Sylvester Stallone, the director, co-writer and star, has said he set out to make a movie "with brains and brawn, not modern technology". Stallone thus comes across as a kind of Rip Van Winkle, had Van Winkle only been a die-hard Guns 'N Roses fan. "The Expendables" is awash in motorcycles, tattoos, black leather, glistening biceps and big guns. Though the "Rambo" star's suggestion that contemporary movies have lost something of their masculinity and authenticity bears some truth, surely pretending the past two decades never happened is not the answer. Here we are with "The Expendables", which immediately, and without irony, announces its defence of such kitsch with, yes, a fade to a full moon.
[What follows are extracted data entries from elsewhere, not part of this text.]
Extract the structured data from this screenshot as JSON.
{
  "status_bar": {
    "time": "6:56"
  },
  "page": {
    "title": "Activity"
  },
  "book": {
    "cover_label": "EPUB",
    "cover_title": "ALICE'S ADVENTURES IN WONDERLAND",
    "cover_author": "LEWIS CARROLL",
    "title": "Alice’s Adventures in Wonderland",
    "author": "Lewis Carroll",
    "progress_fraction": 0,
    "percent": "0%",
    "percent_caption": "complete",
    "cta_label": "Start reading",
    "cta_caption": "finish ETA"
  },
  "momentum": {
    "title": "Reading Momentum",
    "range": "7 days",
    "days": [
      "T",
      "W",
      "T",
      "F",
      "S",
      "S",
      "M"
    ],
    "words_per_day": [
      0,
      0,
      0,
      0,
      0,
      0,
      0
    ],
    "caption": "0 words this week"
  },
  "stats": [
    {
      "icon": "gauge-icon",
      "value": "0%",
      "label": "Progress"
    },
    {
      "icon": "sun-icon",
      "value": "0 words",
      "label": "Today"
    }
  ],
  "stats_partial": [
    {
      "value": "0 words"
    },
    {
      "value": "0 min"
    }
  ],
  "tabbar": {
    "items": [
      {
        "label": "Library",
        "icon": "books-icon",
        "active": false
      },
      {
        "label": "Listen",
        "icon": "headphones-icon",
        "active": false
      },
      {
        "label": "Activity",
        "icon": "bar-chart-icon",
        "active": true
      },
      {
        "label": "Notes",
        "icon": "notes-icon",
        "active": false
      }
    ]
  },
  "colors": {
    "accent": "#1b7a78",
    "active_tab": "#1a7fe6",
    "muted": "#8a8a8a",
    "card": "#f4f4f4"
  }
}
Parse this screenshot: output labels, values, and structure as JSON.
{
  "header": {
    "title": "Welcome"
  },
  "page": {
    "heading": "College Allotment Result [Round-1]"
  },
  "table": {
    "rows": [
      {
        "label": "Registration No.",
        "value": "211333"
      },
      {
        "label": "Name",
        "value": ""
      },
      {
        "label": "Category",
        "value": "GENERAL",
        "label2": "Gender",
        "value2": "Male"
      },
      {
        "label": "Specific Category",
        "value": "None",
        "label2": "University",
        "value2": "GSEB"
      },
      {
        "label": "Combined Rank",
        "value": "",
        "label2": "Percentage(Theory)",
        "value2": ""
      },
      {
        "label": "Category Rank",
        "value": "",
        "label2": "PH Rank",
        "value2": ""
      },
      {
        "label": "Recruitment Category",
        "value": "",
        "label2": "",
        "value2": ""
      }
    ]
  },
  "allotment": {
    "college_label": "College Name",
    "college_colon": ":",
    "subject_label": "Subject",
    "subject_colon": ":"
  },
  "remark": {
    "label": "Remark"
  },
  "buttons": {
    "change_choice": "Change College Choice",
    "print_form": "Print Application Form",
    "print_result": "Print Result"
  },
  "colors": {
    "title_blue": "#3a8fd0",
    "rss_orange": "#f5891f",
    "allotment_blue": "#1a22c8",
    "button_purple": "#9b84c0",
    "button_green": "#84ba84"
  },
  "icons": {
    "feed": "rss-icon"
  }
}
Stallone is Barney Ross, the leader of a group of mercenaries who are played by most of the remaining defenders of high body count, testosterone-filled action: the British action star Jason Statham (blade expert Lee Christmas), the Chinese martial artist Jet Li (as Yin Yang), WWE wrestler Steve Austin (Paine), ultimate fighter Randy Couture (Toll Road), former professional American football player and Old Spice commercial actor Terry Crews (as the absurdly named Hale Caesar) and Dolph Lundgren, famously the Russian boxer Ivan Drago from the "Rocky" films (as the loose cannon Gunner Jensen). The "all-star" action line-up also includes cameos from Bruce Willis (as a contractor) and Arnold Schwarzenegger (as a rival mercenary).

"The Expendables" is rated R for strong action and bloody violence throughout, and for some language. 103 minutes. Now showing at Liberty Theatre and Neptune Theatre.